### Community detection: Triangle Counting and Clustering Coefficient

Triangle counting is a community detection graph algorithm which is used to determine the number of triangles passing through each vertex in the graph data set. A vertex is part of a triangle when it has two adjacent vertices with an edge between. The triangle is a three-node subgraph, where every two nodes are connected. This algorithm returns a Graph object and we extract vertices from this triangle counting graph.

Triangle counting is used heavily in social network analysis. It provides a measure of clustering in the graph data which is useful for finding communities and measuring the cohesiveness of local communities in social network websites like LinkedIn or Facebook. 

Triangle counting is a message heavy and computationally expensive algorithm compared to other graph algorithms. So, make sure you run the Spark program on a decent computer when you test Triangle Count algorithm. Note that PageRank is a measure of relevancy whereas Triangle Count is a measure of clustering.

Clustering Coefficient, an important metric in a social network, shows how much community around one node is tightly connected. The notion of clustering coefficient is inspired by this observation, and is the standard method of summarizing triangle counts. It is well known that some networks, especially social networks, have much higher clustering coefficients than random networks.

#### Network Average Clustering Coefficient

Objective:
The clustering coefficient, along with the mean shortest path, can indicate a "small-world" effect.

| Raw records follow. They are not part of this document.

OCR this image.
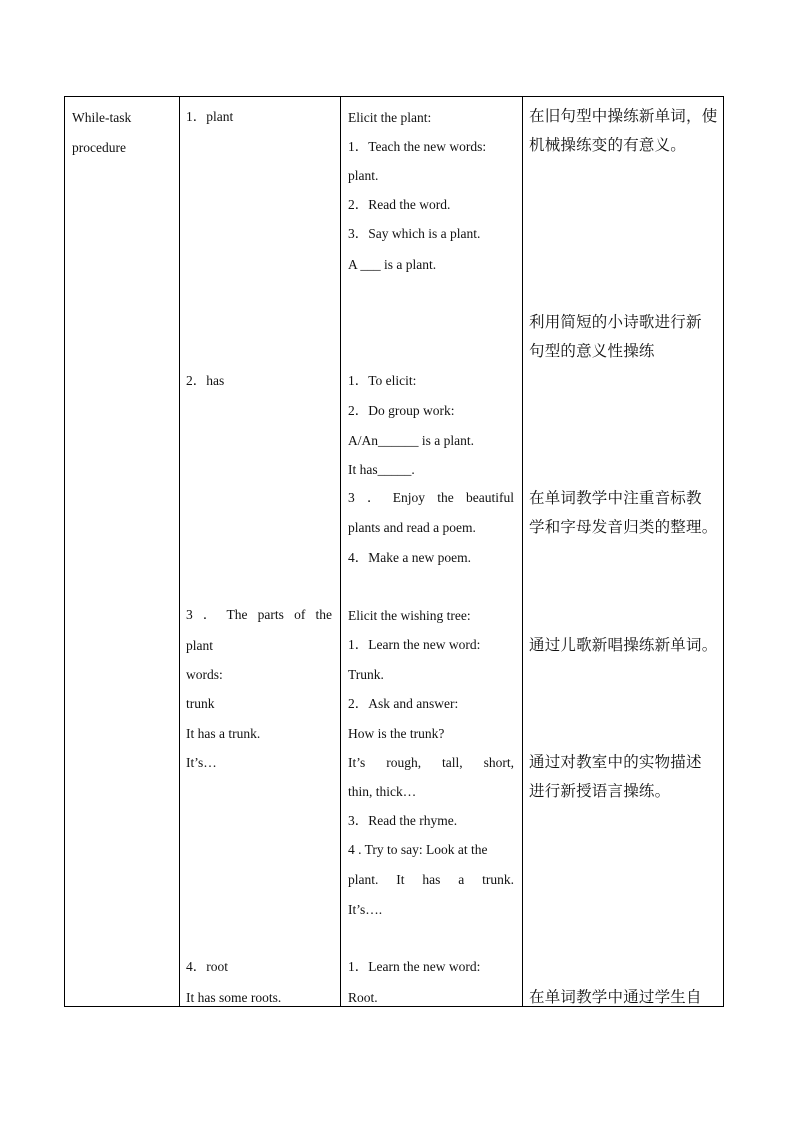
While-task
procedure
1．plant
2．has
3 ． The parts of the
plant
words:
trunk
It has a trunk.
It’s…
4．root
It has some roots.
Elicit the plant:
1．Teach the new words:
plant.
2．Read the word.
3．Say which is a plant.
A ___ is a plant.
1．To elicit:
2．Do group work:
A/An______ is a plant.
It has_____.
3 ． Enjoy the beautiful
plants and read a poem.
4．Make a new poem.
Elicit the wishing tree:
1．Learn the new word:
Trunk.
2．Ask and answer:
How is the trunk?
It’s rough, tall, short,
thin, thick…
3．Read the rhyme.
4 . Try to say: Look at the
plant. It has a trunk.
It’s….
1．Learn the new word:
Root.
在旧句型中操练新单词，使
机械操练变的有意义。
利用简短的小诗歌进行新
句型的意义性操练
在单词教学中注重音标教
学和字母发音归类的整理。
通过儿歌新唱操练新单词。
通过对教室中的实物描述
进行新授语言操练。
在单词教学中通过学生自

For the clustering coefficient to be meaningful it should be significantly higher than in version of the network where all of the edges have been shuffled.

Description:
The neighborhood of a node, u, is the set of nodes that are connected to u. If every node in the neighborhood of u is connected to every other node in the neighborhood of u, then the neighborhood of u is complete and will have a clustering coefficient of 1. If no nodes in the neighborhood of u are connected, then the clustering coefficient will be 0.

In [1]:
#Loading library
import py2neo as py2neo

In [14]:
#Accessing local Neo4j Server
py2neo.authenticate("localhost:7474", "neo4j", "neo4j")

In [15]:
graph = py2neo.Graph("http://localhost:7474/db/data/")

In [25]:
#Querying triangle number for each node
query = """
CALL algo.triangleCount.stream('Person', 'HAS_CONTACT', {concurrency:100})
YIELD nodeId, triangles;
"""

In [26]:
results = graph.data(query)

In [6]:
#Sorting dictionary containing list
from operator import itemgetter
newlist = sorted(results, key=itemgetter('triangles'),reverse=True) 

In [7]:
#Top 10 triangle nodes
newlist[:10]

[{'nodeId': 1454, 'triangles': 165},
 {'nodeId': 1435, 'triangles': 139},
 {'nodeId': 1412, 'triangles': 138},
 {'nodeId': 1427, 'triangles': 137},
 {'nodeId': 1486, 'triangles': 128},
 {'nodeId': 1498, 'triangles': 125},
 {'nodeId': 1431, 'triangles': 123},
 {'nodeId': 1484, 'triangles': 114},
 {'nodeId': 1453, 'triangles': 108},
 {'nodeId': 1468, 'triangles': 107}]

In [8]:
x = newlist[:10]

In [28]:
#Creating nodeid array
top_10 = []
for a in range(10):
    top_10.append(list(x[a].values())[0])

In [30]:
#string concat olarak degisitrilecek
query = """
MATCH (person:Person)
WHERE ID(person) in [1454, 1435, 1412, 1427, 1486, 1498, 1431, 1484, 1453, 1468]
RETURN person.name
"""
graph.data(query)

[{'person.name': 'Charlize Theron'},
 {'person.name': 'Rob Reiner'},
 {'person.name': 'Val Kilmer'},
 {'person.name': 'Tony Scott'},
 {'person.name': 'Helen Hunt'},
 {'person.name': 'Greg Kinnear'},
 {'person.name': 'Parker Posey'},
 {'person.name': 'Bruno Kirby'},
 {'person.name': 'Liv Tyler'},
 {'person.name': 'Richard Harris'}]

In [11]:
#Computing cluster coefficient
query = """
CALL algo.triangleCount('Person', 'HAS_CONTACT',
{concurrency:4, write:true, writeProperty:'triangles',clusteringCoefficientProperty:'coefficient'})
YIELD loadMillis, computeMillis, writeMillis, nodeCount, triangleCount, averageClusteringCoefficient;
"""

In [12]:
results = graph.data(query)

In [13]:
results

[{'averageClusteringCoefficient': 0.19542368158538823,
  'computeMillis': 8,
  'loadMillis': 1,
  'nodeCount': 133,
  'triangleCount': 2442,
  'writeMillis': 1}]